The Race of the Classics is the biggest annual student sailing competition of Europe. This year the Race of the Classics celebrated its 25th anniversary. Team RSM ended up 13th out of the 18th participating teams. EM talked to one of the members of Team RSM.

The Race of the Classics is a competition in which different student teams of different universities and applied colleges (in Dutch: Hogescholen) in the Netherlands compete with classical sailboats on the North Sea. The competition starts in the Veerhaven in Rotterdam and within one week the students have to sail to harbors in Belgium, England and eventually, finish in Amsterdam.

Racing and partying

Although achieving the highest possible spot in the competition is one of the main goals of the students, the Race of the Classics is also known for the many parties that are organized once all ships reach the next destination. “As a sailing team we did okay since we ended up 13th out of 18”, says Sjors Lankhaar (19), a second year Economics and Law student, “but as a party team, we definitely won the race!”

Hoped for more

The RSM team did hope for a higher end rank. “While racing we had hoped to get a rank in the Top 5 as we had a really good start in the longest race out of three.

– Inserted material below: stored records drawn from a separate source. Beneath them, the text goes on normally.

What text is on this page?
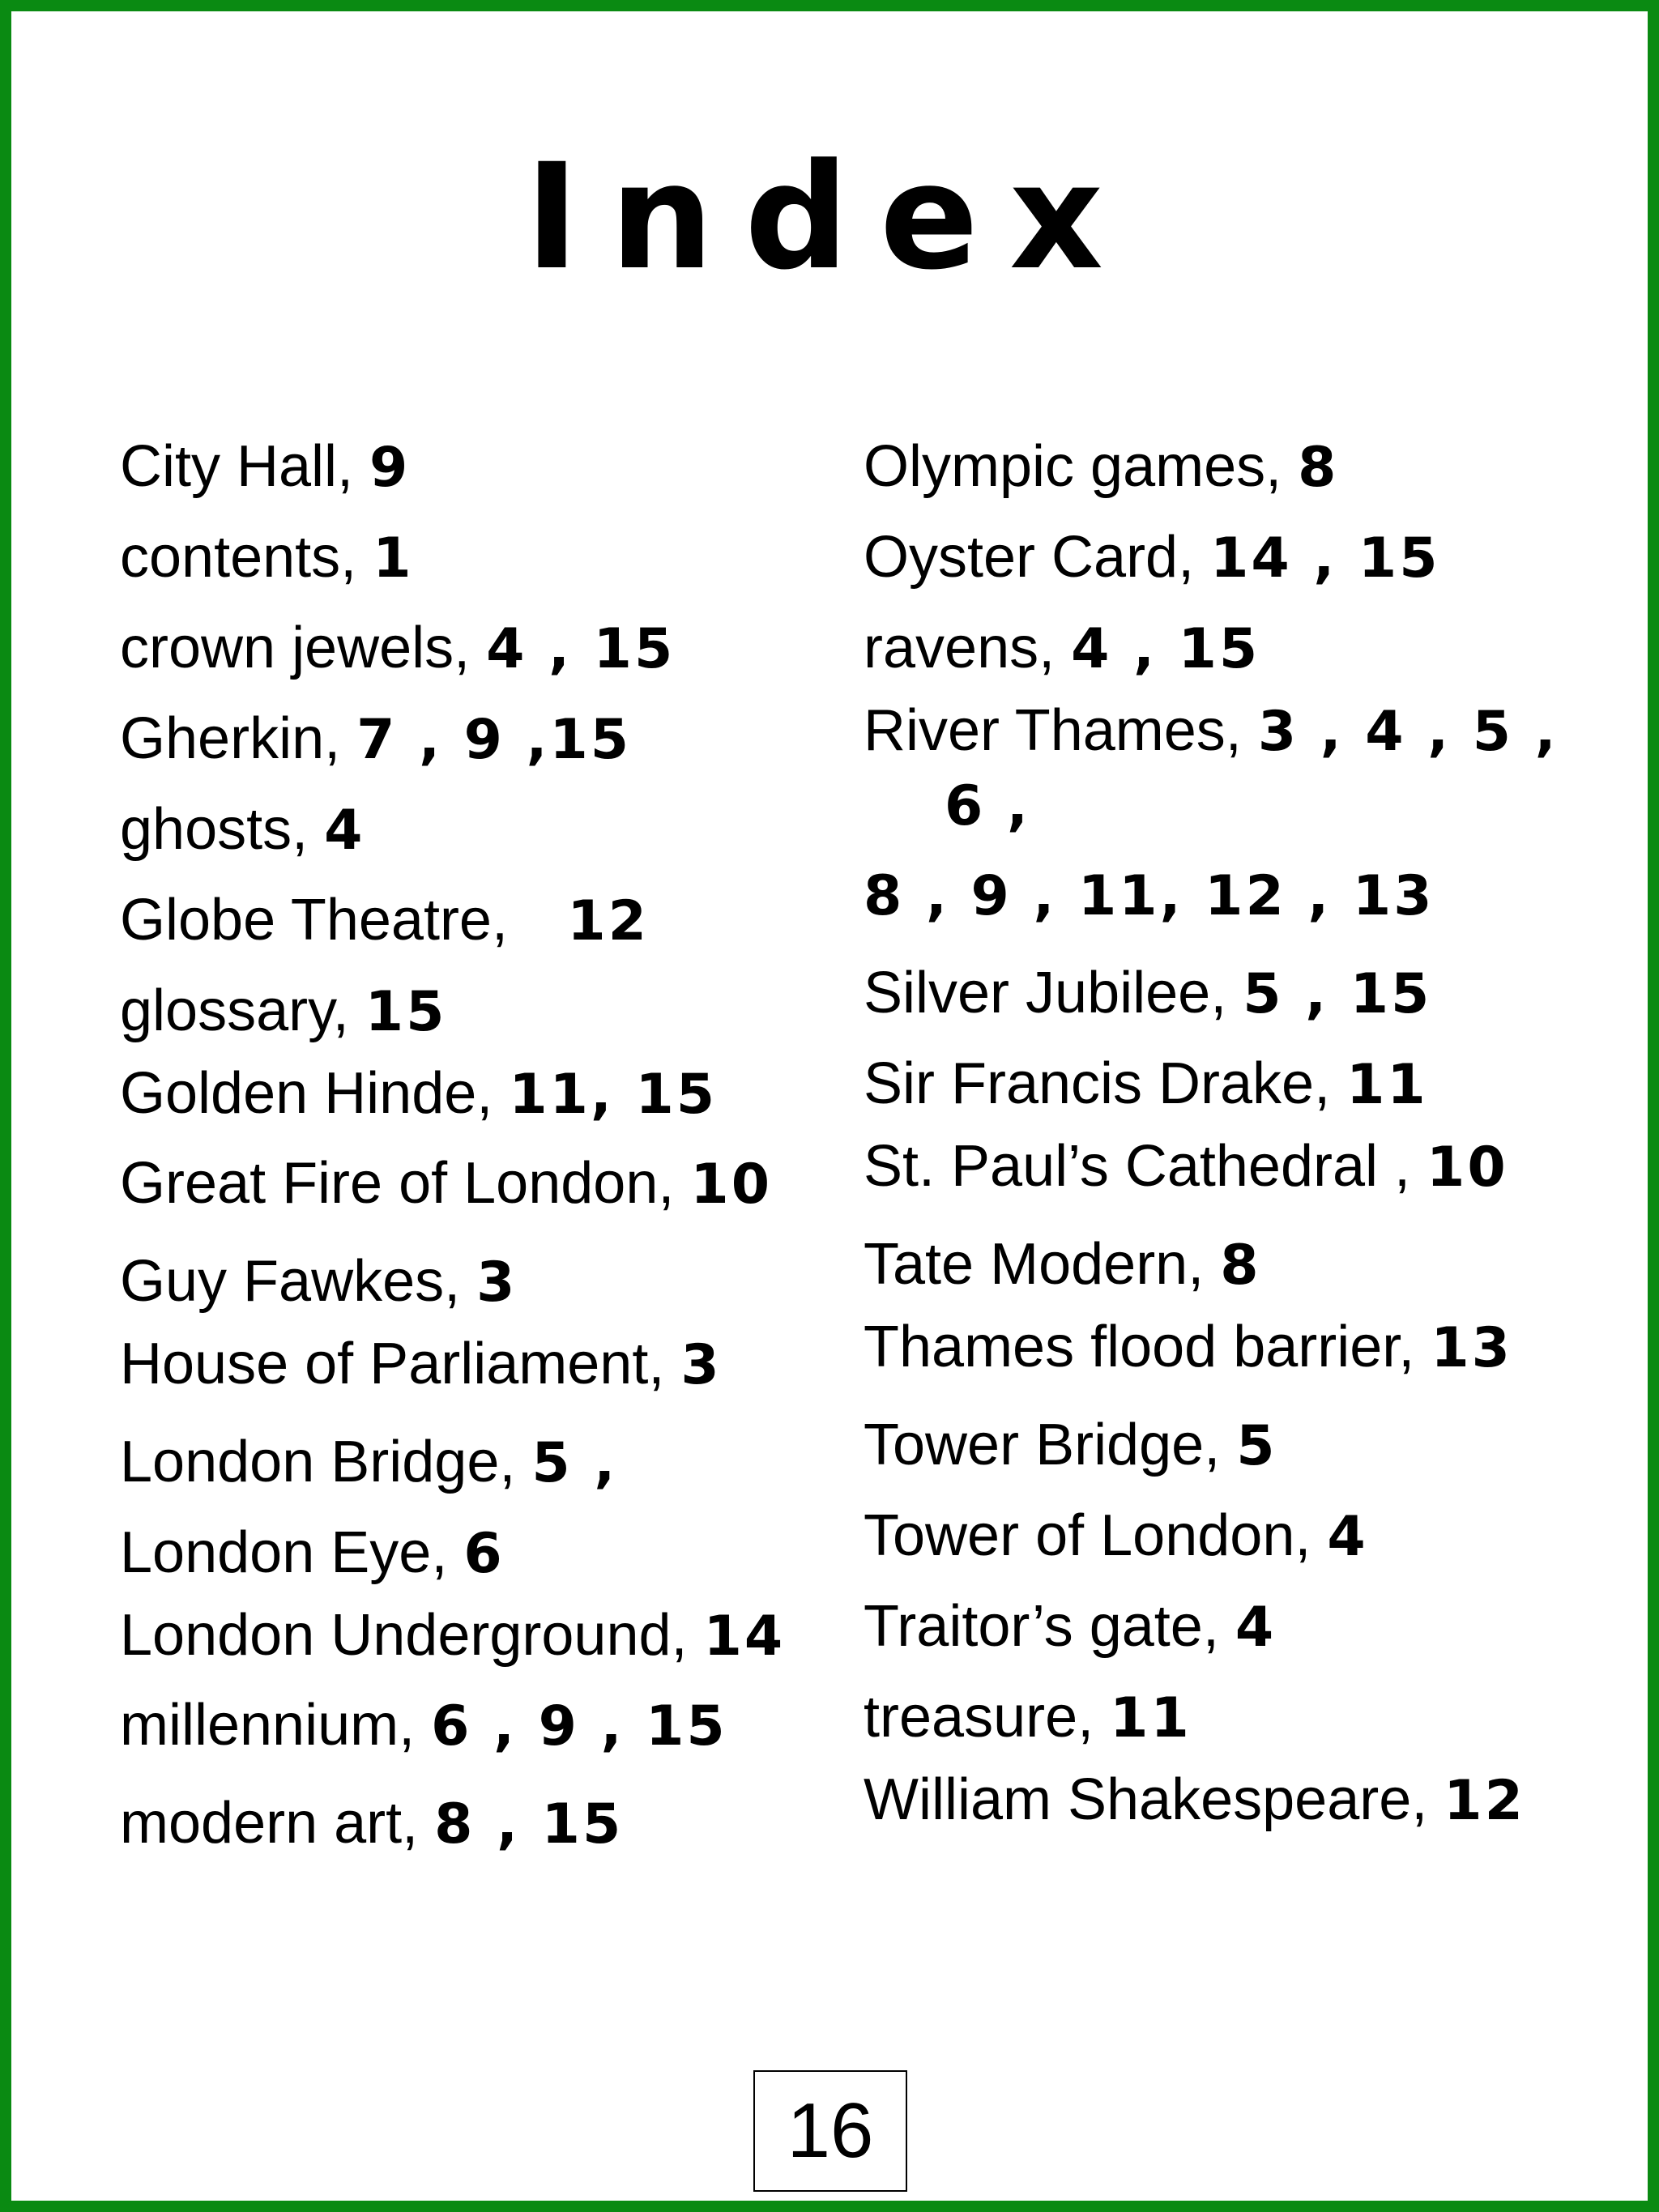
Index
City Hall, 9
contents, 1
crown jewels, 4 , 15
Gherkin, 7 , 9 ,15
ghosts, 4
Globe Theatre,   12
glossary, 15
Golden Hinde, 11, 15
Great Fire of London, 10
Guy Fawkes, 3
House of Parliament, 3
London Bridge, 5 ,
London Eye, 6
London Underground, 14
millennium, 6 , 9 , 15
modern art, 8 , 15
Olympic games, 8
Oyster Card, 14 , 15
ravens, 4 , 15
River Thames, 3 , 4 , 5 , 6 ,
8 , 9 , 11, 12 , 13
Silver Jubilee, 5 , 15
Sir Francis Drake, 11
St. Paul’s Cathedral , 10
Tate Modern, 8
Thames flood barrier, 13
Tower Bridge, 5
Tower of London, 4
Traitor’s gate, 4
treasure, 11
William Shakespeare, 12
16
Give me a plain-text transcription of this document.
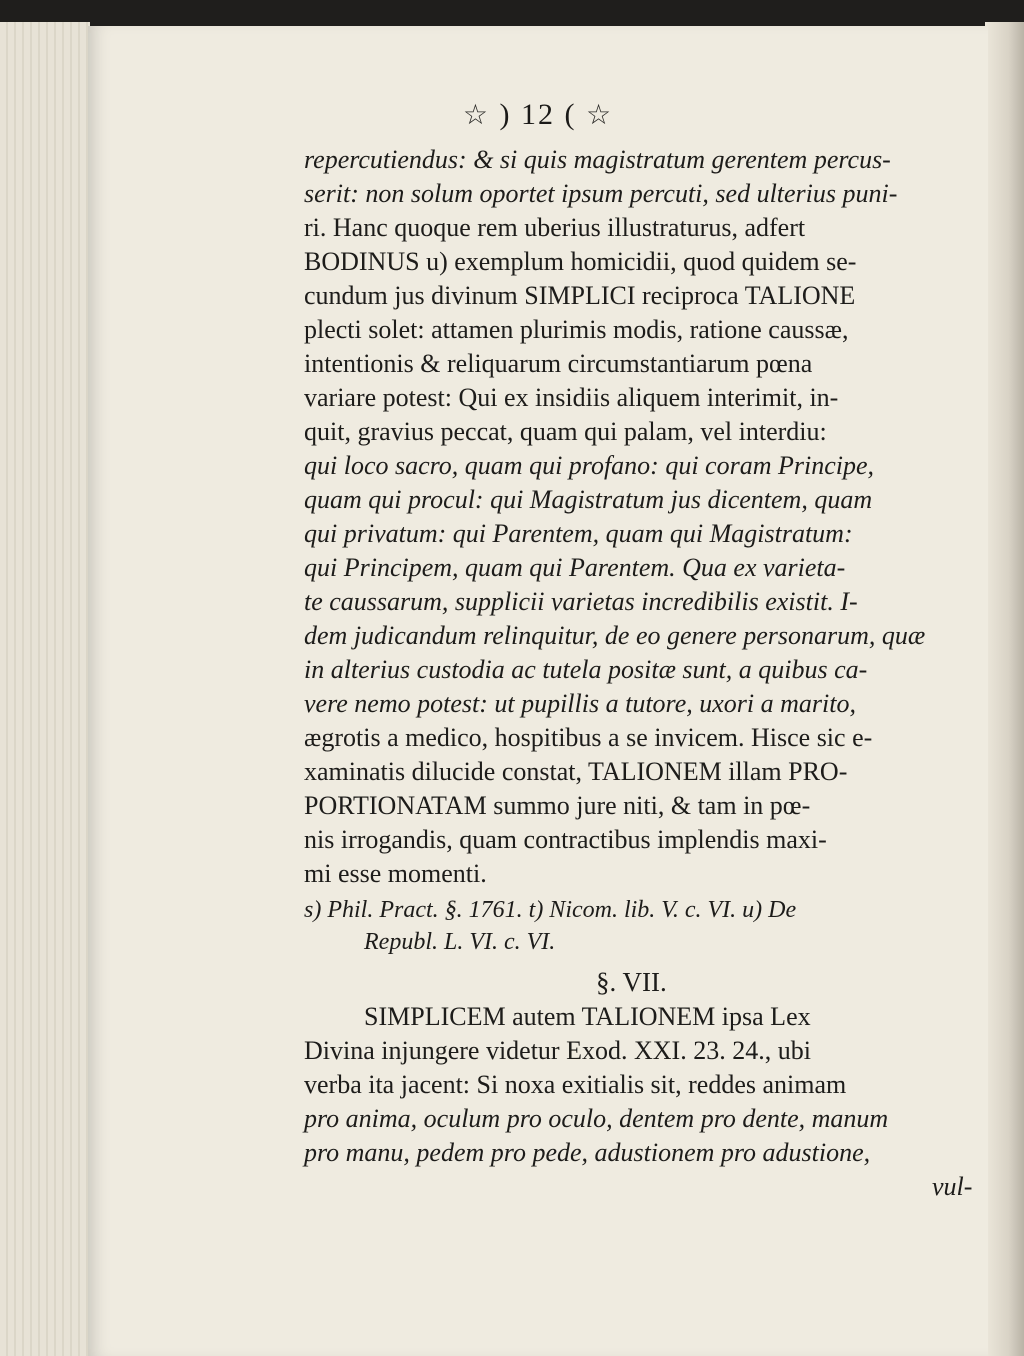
☆ ) 12 ( ☆
repercutiendus: & si quis magistratum gerentem percus-
serit: non solum oportet ipsum percuti, sed ulterius puni-
ri. Hanc quoque rem uberius illustraturus, adfert
BODINUS u) exemplum homicidii, quod quidem se-
cundum jus divinum SIMPLICI reciproca TALIONE
plecti solet: attamen plurimis modis, ratione caussæ,
intentionis & reliquarum circumstantiarum pœna
variare potest: Qui ex insidiis aliquem interimit, in-
quit, gravius peccat, quam qui palam, vel interdiu:
qui loco sacro, quam qui profano: qui coram Principe,
quam qui procul: qui Magistratum jus dicentem, quam
qui privatum: qui Parentem, quam qui Magistratum:
qui Principem, quam qui Parentem. Qua ex varieta-
te caussarum, supplicii varietas incredibilis existit. I-
dem judicandum relinquitur, de eo genere personarum, quæ
in alterius custodia ac tutela positæ sunt, a quibus ca-
vere nemo potest: ut pupillis a tutore, uxori a marito,
ægrotis a medico, hospitibus a se invicem. Hisce sic e-
xaminatis dilucide constat, TALIONEM illam PRO-
PORTIONATAM summo jure niti, & tam in pœ-
nis irrogandis, quam contractibus implendis maxi-
mi esse momenti.
s) Phil. Pract. §. 1761. t) Nicom. lib. V. c. VI. u) De
Republ. L. VI. c. VI.
§. VII.
SIMPLICEM autem TALIONEM ipsa Lex
Divina injungere videtur Exod. XXI. 23. 24., ubi
verba ita jacent: Si noxa exitialis sit, reddes animam
pro anima, oculum pro oculo, dentem pro dente, manum
pro manu, pedem pro pede, adustionem pro adustione,
vul-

We kept position one for a couple of hours, but lost the position as the current changed and helped the other boats to catch up and overtake us”, explains Jan-Philipp Hotze (20), a first year IBA student.

No more beer

The Race of the Classics is notorious for its parties at the massive classic boats. “We drank almost 2/3rd of our total beer supply on the first night. We were afraid to run out of beer before the end of the week, which would be horrible. Fortunately there were parties on other boats as well the other days and we had a fine supply of strong liquor, as well as champagne”, says Jurriaan Houtman (21), a second year BA student and chairman of the RSM Race of the Classics team this year.

No sailing skills required

Although most team-members have significant sailing experience, sailing skills are not a necessary requirement. “Even though my parents live near the sea, I had never sailed before this week. So I had no idea what to expect”, admits Lankhaar, “but after such a great week, I will definitely go sailing again.” What was particularly difficult was dealing with the motion-problems that accompany sailing on open waters. “I did get sea sick the second day. I think that was due to the combination of motion-problems and all the partying”, highlights Lankhaar.

Bad weather

This year, the weather was not optimal for sailing. “Due to strong winds we were not able to sail to England, but instead sailed up north along the Dutch coastline”, says Hotze.  Therfore, there was much less sailing than the organization of the Race of the Classics anticipated. “The fact that we did not sail that much because of the weather was not that bad”, says Lankhaar, “because that just meant that the parties started earlier.”

Indescribable view

For many RSM team members participating in this lustrum edition of Race of the Classics was a once in a lifetime experience. “What was absolutely the best part about participating were the beautiful sunsets I got to see.. The view from the ship was breathtaking”, emphasizes Lankhaar. “I enjoyed sailing at night a lot. It was really spectacular. I will never forget how the waves even reached us while we were sitting inside. “, highlights Alies Monterie (21), a second year IBA student.